O mês de junho trouxe anúncios importantes das principais empresas de tecnologia do Vale do Silício. Mas, nesta semana, o Google ficou à frente de Apple e Microsoft.
Sua conferência para desenvolvedores, o Google I/O, foi uma grande demonstração de que a companhia atingiu uma capacidade incrível de inventividade, mais intensa do que a de seus competidores. E provou que o caminho escolhido por Larry Page, há um ano, tem dado resultado.

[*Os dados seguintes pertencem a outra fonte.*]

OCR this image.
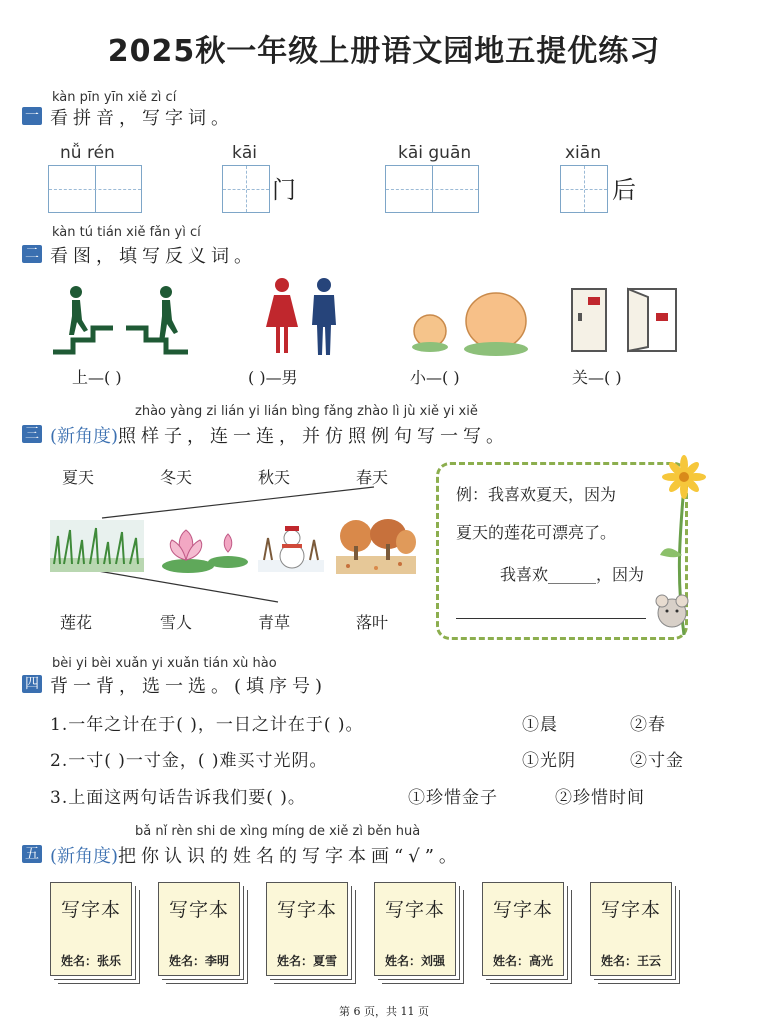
2025秋一年级上册语文园地五提优练习
kàn pīn yīn xiě zì cí
一 看拼音，写字词。
nǚ rén	kāi
门
kāi guān	xiān
后
kàn tú tián xiě fǎn yì cí
二 看图，填写反义词。
上—( )	( )—男	小—( )	关—( )
zhào yàng zi lián yi lián bìng fǎng zhào lì jù xiě yi xiě
三 (新角度)照样子，连一连，并仿照例句写一写。
夏天	冬天	秋天	春天
莲花	雪人	青草	落叶
例：我喜欢夏天，因为
夏天的莲花可漂亮了。
我喜欢______，因为
bèi yi bèi xuǎn yi xuǎn tián xù hào
四 背一背，选一选。(填序号)
1.一年之计在于( )，一日之计在于( )。	①晨	②春
2.一寸( )一寸金，( )难买寸光阴。	①光阴	②寸金
3.上面这两句话告诉我们要( )。	①珍惜金子	②珍惜时间
bǎ nǐ rèn shi de xìng míng de xiě zì běn huà
五 (新角度)把你认识的姓名的写字本画“√”。
写字本
姓名：张乐
写字本
姓名：李明
写字本
姓名：夏雪
写字本
姓名：刘强
写字本
姓名：高光
写字本
姓名：王云
第 6 页，共 11 页
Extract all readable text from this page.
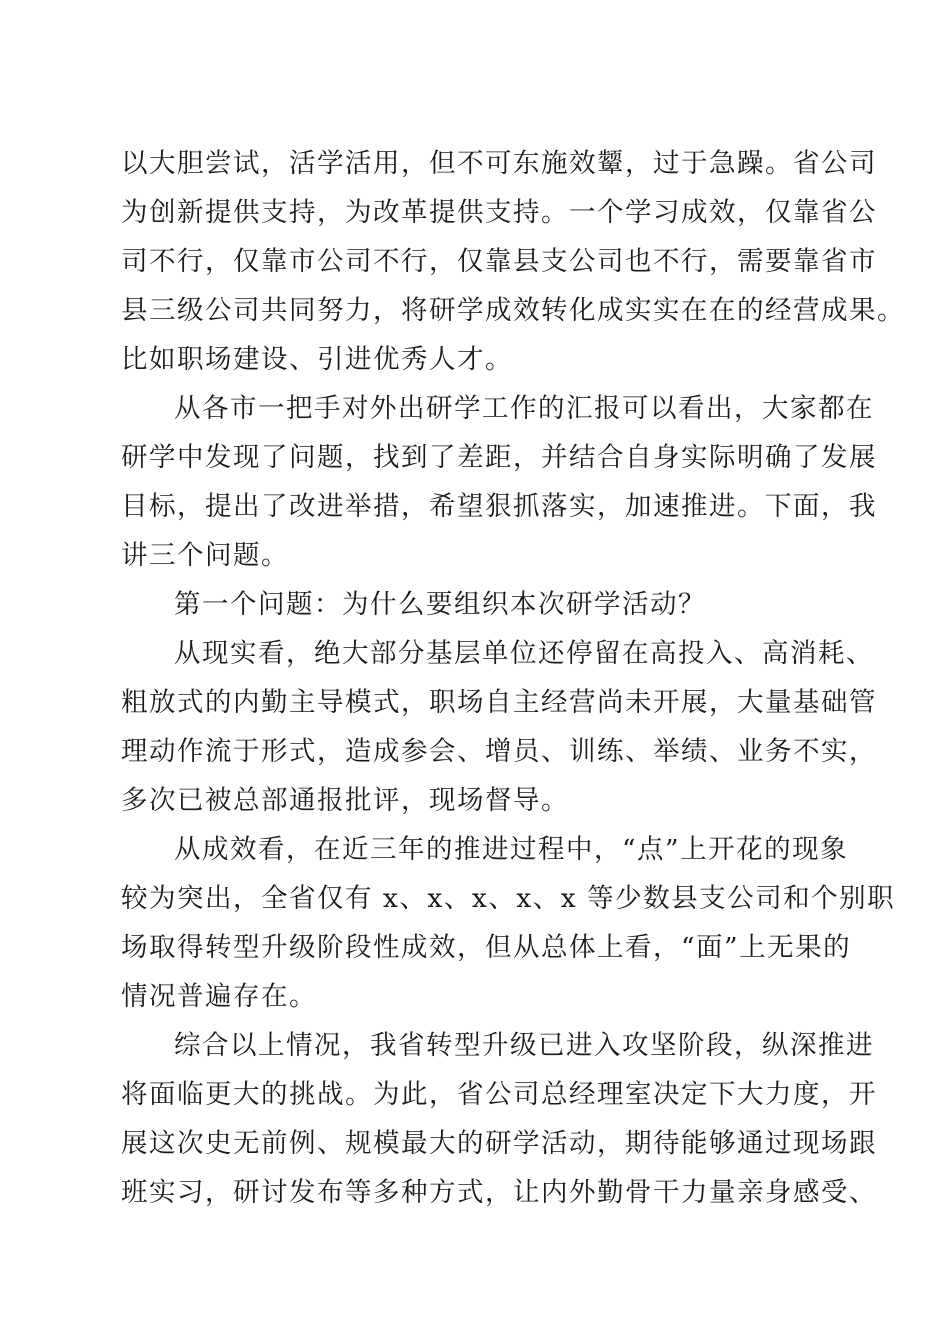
以大胆尝试，活学活用，但不可东施效颦，过于急躁。省公司
为创新提供支持，为改革提供支持。一个学习成效，仅靠省公
司不行，仅靠市公司不行，仅靠县支公司也不行，需要靠省市
县三级公司共同努力，将研学成效转化成实实在在的经营成果。
比如职场建设、引进优秀人才。
从各市一把手对外出研学工作的汇报可以看出，大家都在
研学中发现了问题，找到了差距，并结合自身实际明确了发展
目标，提出了改进举措，希望狠抓落实，加速推进。下面，我
讲三个问题。
第一个问题：为什么要组织本次研学活动？
从现实看，绝大部分基层单位还停留在高投入、高消耗、
粗放式的内勤主导模式，职场自主经营尚未开展，大量基础管
理动作流于形式，造成参会、增员、训练、举绩、业务不实，
多次已被总部通报批评，现场督导。
从成效看，在近三年的推进过程中，“点”上开花的现象
较为突出，全省仅有 x、x、x、x、x 等少数县支公司和个别职
场取得转型升级阶段性成效，但从总体上看，“面”上无果的
情况普遍存在。
综合以上情况，我省转型升级已进入攻坚阶段，纵深推进
将面临更大的挑战。为此，省公司总经理室决定下大力度，开
展这次史无前例、规模最大的研学活动，期待能够通过现场跟
班实习，研讨发布等多种方式，让内外勤骨干力量亲身感受、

Na época em que assumiu como presidente, Page resolveu concentrar o foco da empresa em seis áreas, seguindo um conselho de Steve Jobs. Assim, poderia criar produtos fantásticos e não apenas aceitáveis.

Criou as vice-presidências de Busca, Android, Chrome, Publicidade, YouTube/Vídeos e Social. E acrescentou uma sétima área, o laboratório secreto e futurista Google X, sob responsabilidade de Sergey Brin. Pelo que se viu nas principais apresentações da conferência para desenvolvedores, a quantidade de produtos desenvolvida e de melhorias aos serviços existentes foi enorme: uma nova versão do Android, venda de séries e revistas na Play Store, o tablet Nexus 7, a central multimídia Nexus Q, um protótipo funcional do Project Glass, um Google+ bem ativo, versões do Chrome e do Drive para iOS e o Google Docs offline, entre muitas outras coisas.

A Apple, na sua conferência, mostrou o novo MacBook com tela Retina, o Mac OS X Mountain Lion e o iOS 6, além de atualizar os processadores da sua linha atual de notebooks. A Microsoft apresentou o Windows Phone 8 e o seu tablet, o Surface. Um pouco antes, no fim de maio, trouxe o Windows 8 Release Preview. Foram anúncios importantes, mas, comparativamente, o Google venceu o round: conseguiu produzir inovação em maior quantidade e trazê-la para os consumidores de forma mais rápida. A apresentação do Project Glass, com o salto de pára-quedas transmitido ao vivo, indicou o enorme potencial do dispositivo. O aparelho pode abrir um novo mercado.

O Google resolveu abandonar a inovação descompromissada que resultou em alguns dos seus principais produtos no passado. É hoje uma companhia diferente, que se esforça para não criar mais serviços beta e instáveis como o Google Wave. Apple e Microsoft terão uma competição cada vez mais dura pela frente.